Women's Wellness Clinical Research Experience




Director of the Penn Center for Women's Behavioral Wellness; Professor of Psychiatry and Obstetrics/Gynecology

Project Summary

Penn’s Center for Women’s Behavioral Wellness (PCWBW) provides the Hartshorne-Mudd Summer Research Intensive Program for undergraduate and graduate students to gain research experience in women’s health. This past summer, I was a research assistant at PCWBW under the supervision of Dr. C. Neill Epperson. The center currently has five ongoing studies that focus on bringing attention to different aspects of women’s health. As a research assistant, I had the opportunity to witness the center’s psychiatrists’ new patient visits, participate in center research meetings, recruit for studies, listen to didactics, and assist on a research study.

The research study that I devoted much of my time to was the Psychophysiology, Neurosteroids, and Stress in Premenstrual Dysphoric Disorder (PMDD) study. The Principal Investigator of the PMDD study is Dr. Liisa Hantsoo, and Joanna Marks contributes to the project as a Clinical Research Coordinator. This study evaluates the psychophysiology of premenstrual mood disorders (PMDs) at baseline and after sertraline treatment. The study evaluates between the different groups’ arousal and tests the ability of sertraline to minimize PMDD women’s heightened arousal during their luteal phase (the few days prior menstruation).  
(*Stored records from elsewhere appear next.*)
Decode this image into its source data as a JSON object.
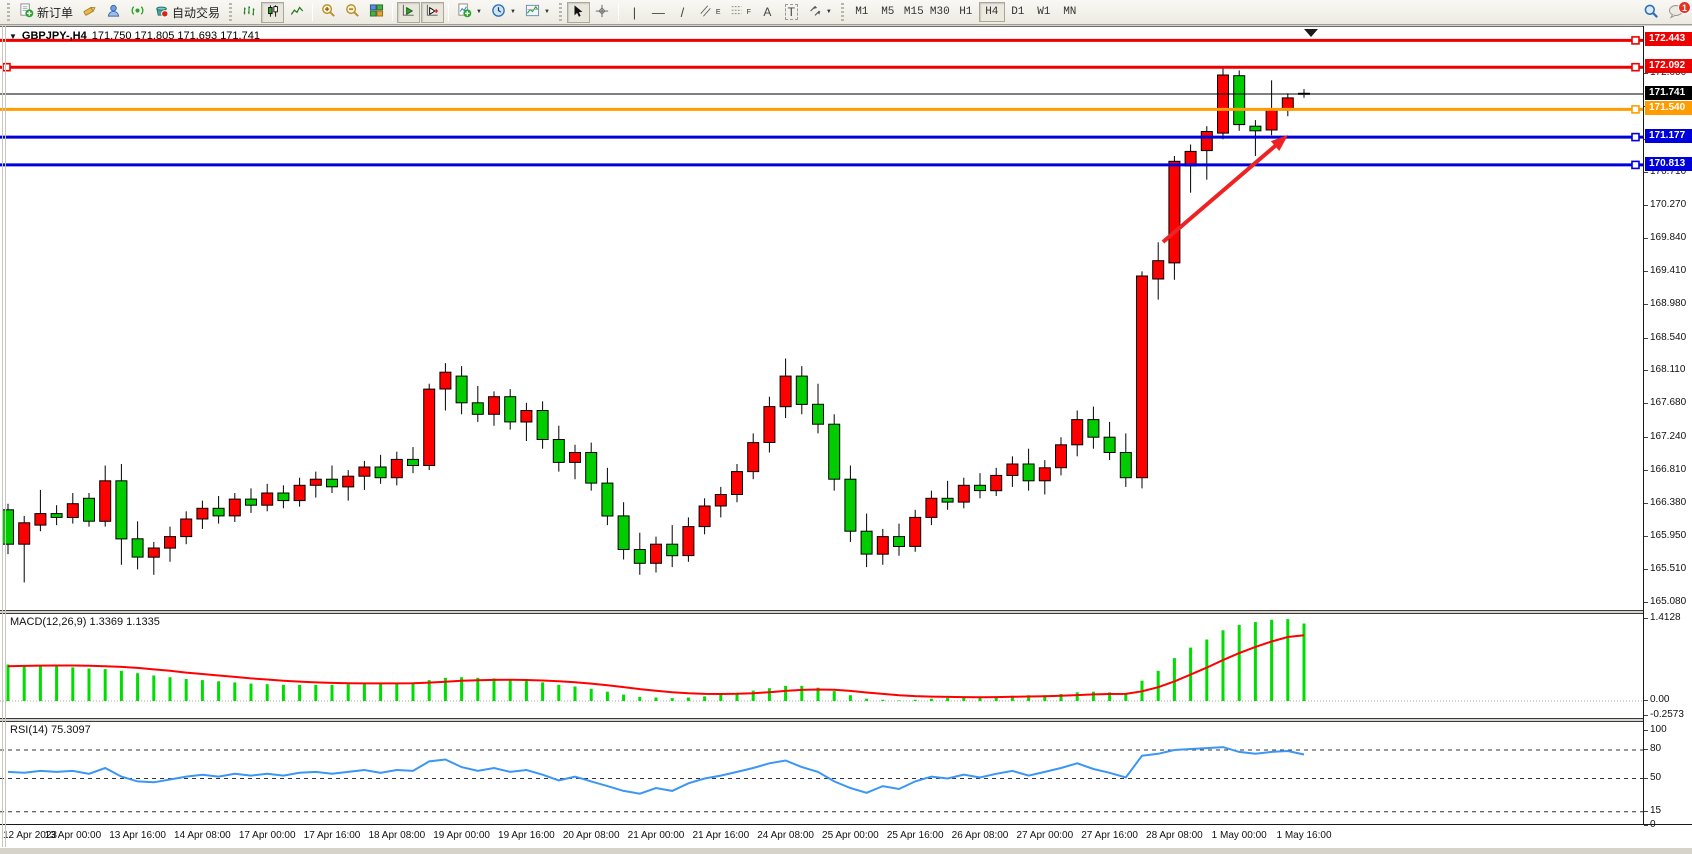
{
  "toolbar": {
    "new_order_label": "新订单",
    "autotrading_label": "自动交易",
    "timeframes": [
      "M1",
      "M5",
      "M15",
      "M30",
      "H1",
      "H4",
      "D1",
      "W1",
      "MN"
    ],
    "active_timeframe": "H4",
    "notification_badge": "1",
    "tools": {
      "vline": "|",
      "hline": "—",
      "trendline": "/",
      "text_tool": "A",
      "label_tool": "T",
      "channel_letter": "E",
      "fibo_letter": "F",
      "crosshair": "+"
    }
  },
  "chart_window": {
    "symbol_title": "GBPJPY-,H4",
    "ohlc_title": "171.750 171.805 171.693 171.741",
    "macd_label": "MACD(12,26,9) 1.3369 1.1335",
    "rsi_label": "RSI(14) 75.3097"
  },
  "chart_data": {
    "type": "candlestick",
    "symbol": "GBPJPY-",
    "timeframe": "H4",
    "current_ohlc": {
      "open": "171.750",
      "high": "171.805",
      "low": "171.693",
      "close": "171.741"
    },
    "up_color": "#ff0000",
    "down_color": "#00cc00",
    "price_ticks": [
      "172.000",
      "171.570",
      "171.140",
      "170.710",
      "170.270",
      "169.840",
      "169.410",
      "168.980",
      "168.540",
      "168.110",
      "167.680",
      "167.240",
      "166.810",
      "166.380",
      "165.950",
      "165.510",
      "165.080"
    ],
    "x_labels": [
      "12 Apr 2023",
      "13 Apr 00:00",
      "13 Apr 16:00",
      "14 Apr 08:00",
      "17 Apr 00:00",
      "17 Apr 16:00",
      "18 Apr 08:00",
      "19 Apr 00:00",
      "19 Apr 16:00",
      "20 Apr 08:00",
      "21 Apr 00:00",
      "21 Apr 16:00",
      "24 Apr 08:00",
      "25 Apr 00:00",
      "25 Apr 16:00",
      "26 Apr 08:00",
      "27 Apr 00:00",
      "27 Apr 16:00",
      "28 Apr 08:00",
      "1 May 00:00",
      "1 May 16:00"
    ],
    "hlines": [
      {
        "price": 172.443,
        "label": "172.443",
        "color": "#ee0000"
      },
      {
        "price": 172.092,
        "label": "172.092",
        "color": "#ee0000"
      },
      {
        "price": 171.54,
        "label": "171.540",
        "color": "#ff9c00"
      },
      {
        "price": 171.177,
        "label": "171.177",
        "color": "#0000dd"
      },
      {
        "price": 170.813,
        "label": "170.813",
        "color": "#0000dd"
      }
    ],
    "current_price": {
      "value": 171.741,
      "label": "171.741",
      "color": "#000000"
    },
    "candles": [
      [
        166.3,
        166.38,
        165.72,
        165.85
      ],
      [
        165.85,
        166.22,
        165.35,
        166.13
      ],
      [
        166.1,
        166.56,
        166.02,
        166.25
      ],
      [
        166.25,
        166.36,
        166.1,
        166.2
      ],
      [
        166.2,
        166.52,
        166.12,
        166.38
      ],
      [
        166.45,
        166.52,
        166.08,
        166.15
      ],
      [
        166.15,
        166.88,
        166.08,
        166.68
      ],
      [
        166.68,
        166.9,
        165.58,
        165.92
      ],
      [
        165.92,
        166.15,
        165.52,
        165.68
      ],
      [
        165.68,
        165.88,
        165.45,
        165.8
      ],
      [
        165.8,
        166.08,
        165.62,
        165.95
      ],
      [
        165.95,
        166.28,
        165.85,
        166.18
      ],
      [
        166.18,
        166.42,
        166.05,
        166.32
      ],
      [
        166.32,
        166.48,
        166.12,
        166.22
      ],
      [
        166.22,
        166.52,
        166.14,
        166.44
      ],
      [
        166.44,
        166.58,
        166.26,
        166.36
      ],
      [
        166.36,
        166.64,
        166.28,
        166.52
      ],
      [
        166.52,
        166.62,
        166.32,
        166.42
      ],
      [
        166.42,
        166.72,
        166.34,
        166.62
      ],
      [
        166.62,
        166.8,
        166.46,
        166.7
      ],
      [
        166.7,
        166.88,
        166.52,
        166.6
      ],
      [
        166.6,
        166.82,
        166.42,
        166.74
      ],
      [
        166.74,
        166.94,
        166.56,
        166.86
      ],
      [
        166.86,
        167.02,
        166.64,
        166.72
      ],
      [
        166.72,
        167.06,
        166.62,
        166.96
      ],
      [
        166.96,
        167.12,
        166.78,
        166.88
      ],
      [
        166.88,
        167.95,
        166.82,
        167.88
      ],
      [
        167.88,
        168.22,
        167.6,
        168.1
      ],
      [
        168.05,
        168.18,
        167.55,
        167.7
      ],
      [
        167.7,
        167.92,
        167.45,
        167.55
      ],
      [
        167.55,
        167.85,
        167.4,
        167.78
      ],
      [
        167.78,
        167.88,
        167.35,
        167.45
      ],
      [
        167.45,
        167.7,
        167.2,
        167.6
      ],
      [
        167.6,
        167.72,
        167.1,
        167.22
      ],
      [
        167.22,
        167.4,
        166.8,
        166.92
      ],
      [
        166.92,
        167.15,
        166.7,
        167.05
      ],
      [
        167.05,
        167.18,
        166.55,
        166.65
      ],
      [
        166.65,
        166.85,
        166.1,
        166.22
      ],
      [
        166.22,
        166.4,
        165.65,
        165.78
      ],
      [
        165.78,
        166.0,
        165.45,
        165.6
      ],
      [
        165.6,
        165.95,
        165.48,
        165.85
      ],
      [
        165.85,
        166.1,
        165.55,
        165.7
      ],
      [
        165.7,
        166.2,
        165.62,
        166.08
      ],
      [
        166.08,
        166.45,
        165.98,
        166.35
      ],
      [
        166.35,
        166.6,
        166.2,
        166.5
      ],
      [
        166.5,
        166.9,
        166.4,
        166.8
      ],
      [
        166.8,
        167.3,
        166.7,
        167.18
      ],
      [
        167.18,
        167.78,
        167.05,
        167.65
      ],
      [
        167.65,
        168.28,
        167.5,
        168.05
      ],
      [
        168.05,
        168.18,
        167.55,
        167.68
      ],
      [
        167.68,
        167.95,
        167.3,
        167.42
      ],
      [
        167.42,
        167.55,
        166.55,
        166.7
      ],
      [
        166.7,
        166.88,
        165.88,
        166.02
      ],
      [
        166.02,
        166.25,
        165.55,
        165.72
      ],
      [
        165.72,
        166.05,
        165.58,
        165.95
      ],
      [
        165.95,
        166.12,
        165.7,
        165.82
      ],
      [
        165.82,
        166.3,
        165.75,
        166.2
      ],
      [
        166.2,
        166.55,
        166.1,
        166.45
      ],
      [
        166.45,
        166.68,
        166.3,
        166.4
      ],
      [
        166.4,
        166.72,
        166.32,
        166.62
      ],
      [
        166.62,
        166.78,
        166.45,
        166.55
      ],
      [
        166.55,
        166.85,
        166.48,
        166.75
      ],
      [
        166.75,
        167.0,
        166.6,
        166.9
      ],
      [
        166.9,
        167.1,
        166.55,
        166.68
      ],
      [
        166.68,
        166.95,
        166.5,
        166.85
      ],
      [
        166.85,
        167.25,
        166.75,
        167.15
      ],
      [
        167.15,
        167.6,
        167.0,
        167.48
      ],
      [
        167.48,
        167.65,
        167.1,
        167.25
      ],
      [
        167.25,
        167.45,
        166.95,
        167.05
      ],
      [
        167.05,
        167.3,
        166.6,
        166.72
      ],
      [
        166.72,
        169.42,
        166.58,
        169.36
      ],
      [
        169.32,
        169.8,
        169.05,
        169.56
      ],
      [
        169.53,
        170.93,
        169.31,
        170.86
      ],
      [
        170.8,
        171.08,
        170.45,
        170.99
      ],
      [
        171.0,
        171.32,
        170.62,
        171.25
      ],
      [
        171.23,
        172.1,
        171.15,
        171.99
      ],
      [
        171.98,
        172.05,
        171.26,
        171.34
      ],
      [
        171.32,
        171.4,
        170.93,
        171.26
      ],
      [
        171.27,
        171.92,
        171.2,
        171.53
      ],
      [
        171.53,
        171.75,
        171.45,
        171.69
      ],
      [
        171.75,
        171.805,
        171.693,
        171.741
      ]
    ],
    "macd": {
      "label": "MACD(12,26,9) 1.3369 1.1335",
      "main_value": "1.3369",
      "signal_value": "1.1335",
      "hist_color": "#00dd00",
      "signal_color": "#ff0000",
      "axis": [
        {
          "v": 1.4128,
          "label": "1.4128"
        },
        {
          "v": 0,
          "label": "0.00"
        },
        {
          "v": -0.2573,
          "label": "-0.2573"
        }
      ],
      "histogram": [
        0.63,
        0.62,
        0.61,
        0.6,
        0.58,
        0.56,
        0.55,
        0.52,
        0.48,
        0.44,
        0.41,
        0.38,
        0.36,
        0.34,
        0.32,
        0.3,
        0.29,
        0.28,
        0.28,
        0.28,
        0.28,
        0.29,
        0.3,
        0.3,
        0.31,
        0.32,
        0.36,
        0.4,
        0.41,
        0.4,
        0.39,
        0.37,
        0.35,
        0.32,
        0.28,
        0.25,
        0.21,
        0.16,
        0.11,
        0.07,
        0.06,
        0.05,
        0.06,
        0.08,
        0.11,
        0.14,
        0.18,
        0.22,
        0.26,
        0.26,
        0.23,
        0.17,
        0.1,
        0.04,
        0.02,
        0.01,
        0.02,
        0.04,
        0.05,
        0.06,
        0.06,
        0.07,
        0.09,
        0.1,
        0.1,
        0.12,
        0.15,
        0.16,
        0.15,
        0.13,
        0.35,
        0.52,
        0.74,
        0.92,
        1.06,
        1.22,
        1.31,
        1.36,
        1.4,
        1.4128,
        1.3369
      ],
      "signal": [
        0.6,
        0.605,
        0.61,
        0.612,
        0.612,
        0.608,
        0.6,
        0.588,
        0.57,
        0.545,
        0.52,
        0.49,
        0.465,
        0.44,
        0.415,
        0.39,
        0.37,
        0.35,
        0.335,
        0.32,
        0.312,
        0.307,
        0.304,
        0.303,
        0.304,
        0.307,
        0.317,
        0.333,
        0.348,
        0.358,
        0.364,
        0.365,
        0.362,
        0.354,
        0.34,
        0.322,
        0.3,
        0.272,
        0.24,
        0.206,
        0.177,
        0.152,
        0.133,
        0.122,
        0.12,
        0.124,
        0.135,
        0.152,
        0.174,
        0.191,
        0.199,
        0.193,
        0.174,
        0.147,
        0.122,
        0.1,
        0.084,
        0.075,
        0.07,
        0.068,
        0.066,
        0.067,
        0.072,
        0.077,
        0.082,
        0.09,
        0.102,
        0.114,
        0.121,
        0.123,
        0.168,
        0.238,
        0.338,
        0.455,
        0.576,
        0.705,
        0.826,
        0.933,
        1.026,
        1.103,
        1.1335
      ]
    },
    "rsi": {
      "label": "RSI(14) 75.3097",
      "value": "75.3097",
      "color": "#3b96f5",
      "levels": [
        80,
        50,
        15
      ],
      "axis": [
        {
          "v": 100,
          "label": "100"
        },
        {
          "v": 80,
          "label": "80"
        },
        {
          "v": 50,
          "label": "50"
        },
        {
          "v": 15,
          "label": "15"
        },
        {
          "v": 0,
          "label": "0"
        }
      ],
      "values": [
        57,
        56,
        58,
        57,
        58,
        55,
        61,
        52,
        47,
        46,
        49,
        52,
        54,
        52,
        55,
        53,
        55,
        53,
        56,
        57,
        55,
        57,
        59,
        56,
        59,
        58,
        68,
        70,
        62,
        58,
        61,
        57,
        59,
        54,
        48,
        52,
        47,
        42,
        37,
        34,
        40,
        37,
        45,
        50,
        53,
        57,
        61,
        66,
        69,
        62,
        57,
        47,
        40,
        35,
        42,
        39,
        47,
        52,
        50,
        54,
        51,
        55,
        58,
        53,
        57,
        61,
        66,
        60,
        56,
        51,
        74,
        76,
        80,
        81,
        82,
        83,
        78,
        76,
        78,
        79,
        75.3097
      ]
    },
    "annotation_arrow": {
      "color": "#ee2222",
      "from": [
        1163,
        241
      ],
      "to": [
        1288,
        134
      ]
    }
  }
}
Working on the PMDD study allowed me to participate in many different components of clinical research. In order for participants to enroll in studies, they undergo a phone screening, meet the inclusion and exclusion criteria, and complete a daily record of severity of problems (DRSP). I not only phone screened participants but I also worked with manipulating and entering the DRSP data into RedCap. The phone screening forced me to become familiar with different conditions, drugs, contraception, and psychiatric illnesses that exclude patients from the studies. In addition, the data entry allowed me to gain insight on using RedCap and understanding how participants were categorized based on their DRSP tracking. Fortunately, I also interacted with patients in-person on their test days.